While the thirtyish bartender went to fetch the brandy I turned my mind toward yet another reason I came to that bar: whenever I find myself in serious trouble, I take a time-out and try to fill in the shady areas with reason.

It wasn't the murder that bothered me. I didn't know the dead woman and I hadn't had anything to do with her, or her apparent killer's, death. Alphonse Rinaldo most certainly didn't know that she was dead. He might have been worried about her but he didn't kill her. And even if I gave the police the name and office address of my client they would have never even seen his face. They would get a call from the chief of police to lay off that avenue of inquiry and that would be that.

I didn't know, for a fact, who the dead woman was, but that didn't bother me either. I had done my job.

No, I hadn't done anything wrong as far as the deaths or my responsibility to the NYPD was concerned. Legally I was covered.

"Here you go, Mr. McGill," Lucy said.

She placed three amber-filled and extremely fragile cylinders of glass before me. I picked up one and tilted it at the sky beyond the ceiling.

A siren passed by outside.

"Was it a good friend?"

"You are old school," I said to Lucy.

"I don't know," she said. "I think anybody could see that you're going through a ritual with these drinks. You don't come here to meet people or to pick up girls.
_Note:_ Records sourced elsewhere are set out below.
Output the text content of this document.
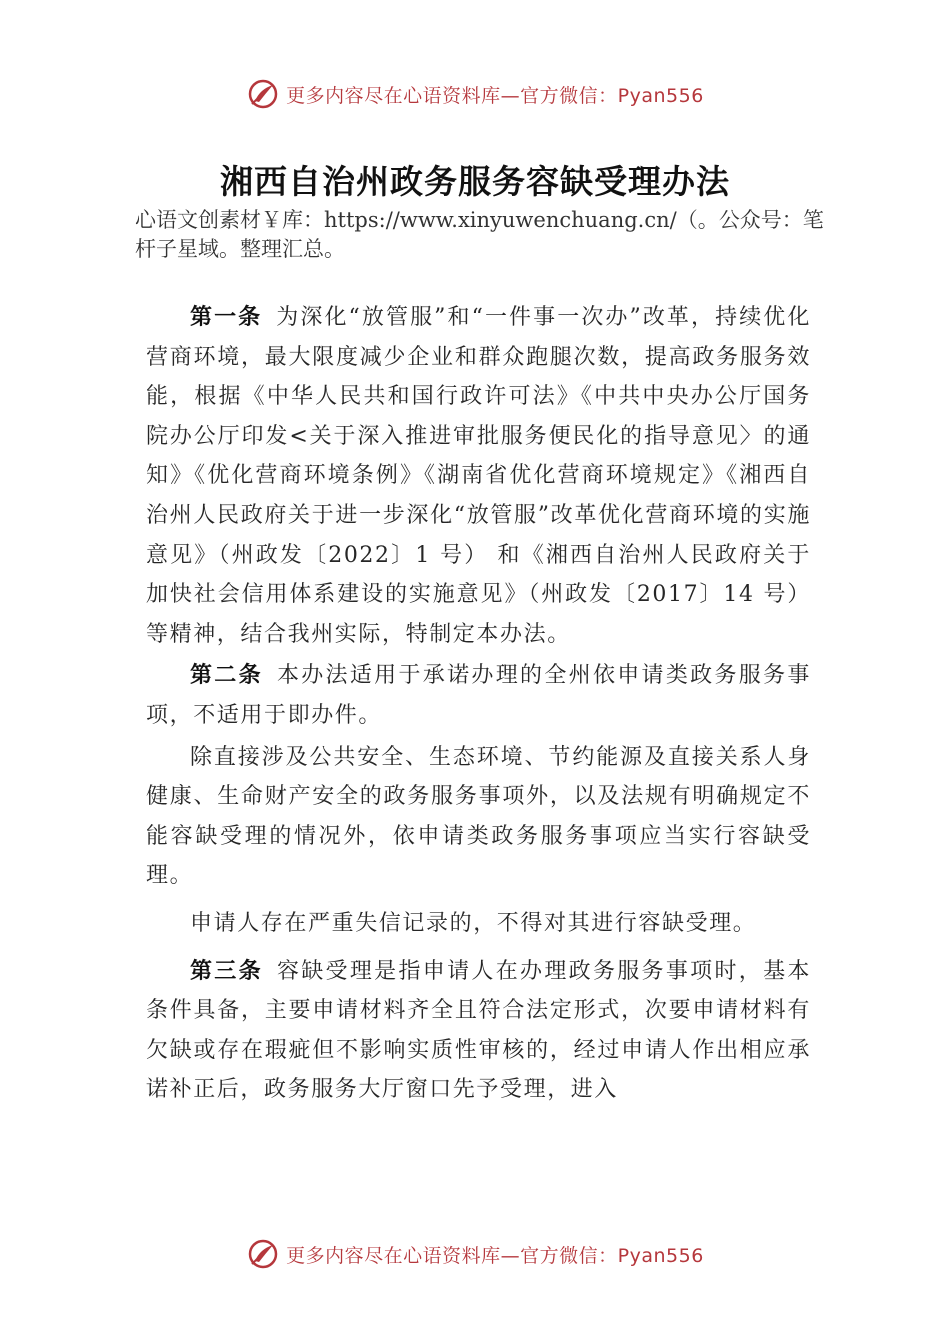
更多内容尽在心语资料库—官方微信：Pyan556
湘西自治州政务服务容缺受理办法
心语文创素材￥库：https://www.xinyuwenchuang.cn/（。公众号：笔杆子星域。整理汇总。

第一条 为深化“放管服”和“一件事一次办”改革，持续优化营商环境，最大限度减少企业和群众跑腿次数，提高政务服务效能，根据《中华人民共和国行政许可法》《中共中央办公厅国务院办公厅印发<关于深入推进审批服务便民化的指导意见〉的通知》《优化营商环境条例》《湖南省优化营商环境规定》《湘西自治州人民政府关于进一步深化“放管服”改革优化营商环境的实施意见》（州政发〔2022〕1 号） 和《湘西自治州人民政府关于加快社会信用体系建设的实施意见》（州政发〔2017〕14 号）等精神，结合我州实际，特制定本办法。

第二条 本办法适用于承诺办理的全州依申请类政务服务事项，不适用于即办件。

除直接涉及公共安全、生态环境、节约能源及直接关系人身健康、生命财产安全的政务服务事项外，以及法规有明确规定不能容缺受理的情况外，依申请类政务服务事项应当实行容缺受理。

申请人存在严重失信记录的，不得对其进行容缺受理。

第三条 容缺受理是指申请人在办理政务服务事项时，基本条件具备，主要申请材料齐全且符合法定形式，次要申请材料有欠缺或存在瑕疵但不影响实质性审核的，经过申请人作出相应承诺补正后，政务服务大厅窗口先予受理，进入

更多内容尽在心语资料库—官方微信：Pyan556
I pay attention, because you're the sweetest drunk I've ever had in here."

"You're gonna make me blush, child."

"I'm not that young."

"Maybe not," I said. "But I sure am that old."

Lucy gave me a very nice, almost speculative, smile and strolled off to a couple sitting a few stools away.
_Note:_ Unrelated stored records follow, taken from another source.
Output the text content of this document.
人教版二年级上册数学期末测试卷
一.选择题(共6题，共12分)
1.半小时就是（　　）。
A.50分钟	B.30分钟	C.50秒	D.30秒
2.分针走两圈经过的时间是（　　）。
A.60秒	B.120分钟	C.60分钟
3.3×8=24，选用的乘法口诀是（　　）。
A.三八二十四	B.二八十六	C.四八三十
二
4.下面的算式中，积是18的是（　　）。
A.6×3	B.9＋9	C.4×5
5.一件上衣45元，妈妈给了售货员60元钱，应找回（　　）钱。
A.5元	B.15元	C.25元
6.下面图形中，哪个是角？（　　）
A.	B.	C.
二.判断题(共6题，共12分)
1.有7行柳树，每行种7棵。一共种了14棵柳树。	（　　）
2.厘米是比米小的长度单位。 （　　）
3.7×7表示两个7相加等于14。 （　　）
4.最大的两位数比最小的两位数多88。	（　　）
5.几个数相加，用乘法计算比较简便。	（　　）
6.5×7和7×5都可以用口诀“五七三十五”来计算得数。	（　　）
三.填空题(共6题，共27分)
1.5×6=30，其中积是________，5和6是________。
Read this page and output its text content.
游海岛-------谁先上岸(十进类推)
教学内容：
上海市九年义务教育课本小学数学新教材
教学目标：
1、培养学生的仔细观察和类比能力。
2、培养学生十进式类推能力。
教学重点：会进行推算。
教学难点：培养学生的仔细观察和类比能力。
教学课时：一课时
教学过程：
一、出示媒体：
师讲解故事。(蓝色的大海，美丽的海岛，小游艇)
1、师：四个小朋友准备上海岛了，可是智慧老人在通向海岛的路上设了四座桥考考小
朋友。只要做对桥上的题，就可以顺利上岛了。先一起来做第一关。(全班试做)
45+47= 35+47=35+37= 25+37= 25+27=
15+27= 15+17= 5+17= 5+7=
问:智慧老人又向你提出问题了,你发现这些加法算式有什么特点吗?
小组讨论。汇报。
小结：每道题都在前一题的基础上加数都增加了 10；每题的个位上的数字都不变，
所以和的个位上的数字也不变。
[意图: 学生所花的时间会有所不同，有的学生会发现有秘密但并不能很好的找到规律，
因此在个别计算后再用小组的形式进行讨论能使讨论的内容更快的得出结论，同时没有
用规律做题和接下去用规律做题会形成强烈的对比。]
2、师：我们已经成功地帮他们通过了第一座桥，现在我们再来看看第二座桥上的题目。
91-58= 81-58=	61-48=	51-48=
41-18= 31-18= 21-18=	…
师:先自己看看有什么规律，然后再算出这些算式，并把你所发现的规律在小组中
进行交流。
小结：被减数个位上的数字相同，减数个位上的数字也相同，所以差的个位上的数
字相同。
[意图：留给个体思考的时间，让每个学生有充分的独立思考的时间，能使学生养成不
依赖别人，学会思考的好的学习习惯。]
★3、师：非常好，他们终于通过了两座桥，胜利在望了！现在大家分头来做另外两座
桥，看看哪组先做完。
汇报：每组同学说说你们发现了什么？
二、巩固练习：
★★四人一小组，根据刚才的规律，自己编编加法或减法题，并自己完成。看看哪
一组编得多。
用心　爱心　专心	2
LEGALLY I WAS COVERED but the job wasn't over and it had turned from seeing that the subject, Tara Lear, was all right to maybe dodging guns with silencers on them and spending long nights under the bright lights of police curiosity.

This was a job that I couldn't walk away from. I could turn down loan sharks and godfather wannabes if they asked for my services. They could get angry and come after me if they wanted to try. I might have to do some fancy footwork but I could hold my own even against real-life mafiosi.

But Alphonse Rinaldo was no street hood or thug. He was the real thing, the thing itself.

At the end of my first drink I was pretty sure that Sam Strange was being up front with me. He was less likely to cross his boss than I was. He liked his job, and the protection of Rinaldo's office.

By the end of my second brandy I was confident that even the Big Man hadn't expected the crime I stumbled across. If there was impending danger Rinaldo would have told me, not for my safety but for his own interests. Why would he drag his name, albeit unspoken, into the crime scene at all?

No, it wasn't a setup. The situation had simply escalated faster than Alphonse had anticipated.

I'd taken the first sip of the third brandy when my cell phone made the sound of a far-off migrating flock of geese.

"Yes, Katrina?"

"You hadn't called," she said.

After so many years together a whole chapter of life can be reduced to three or four words. We could have discussed her new habit of waiting up for me since coming back and passing the half-century mark. She was no longer looking for a new man, she said. But even if she was-while she was there she was going to act like my wife.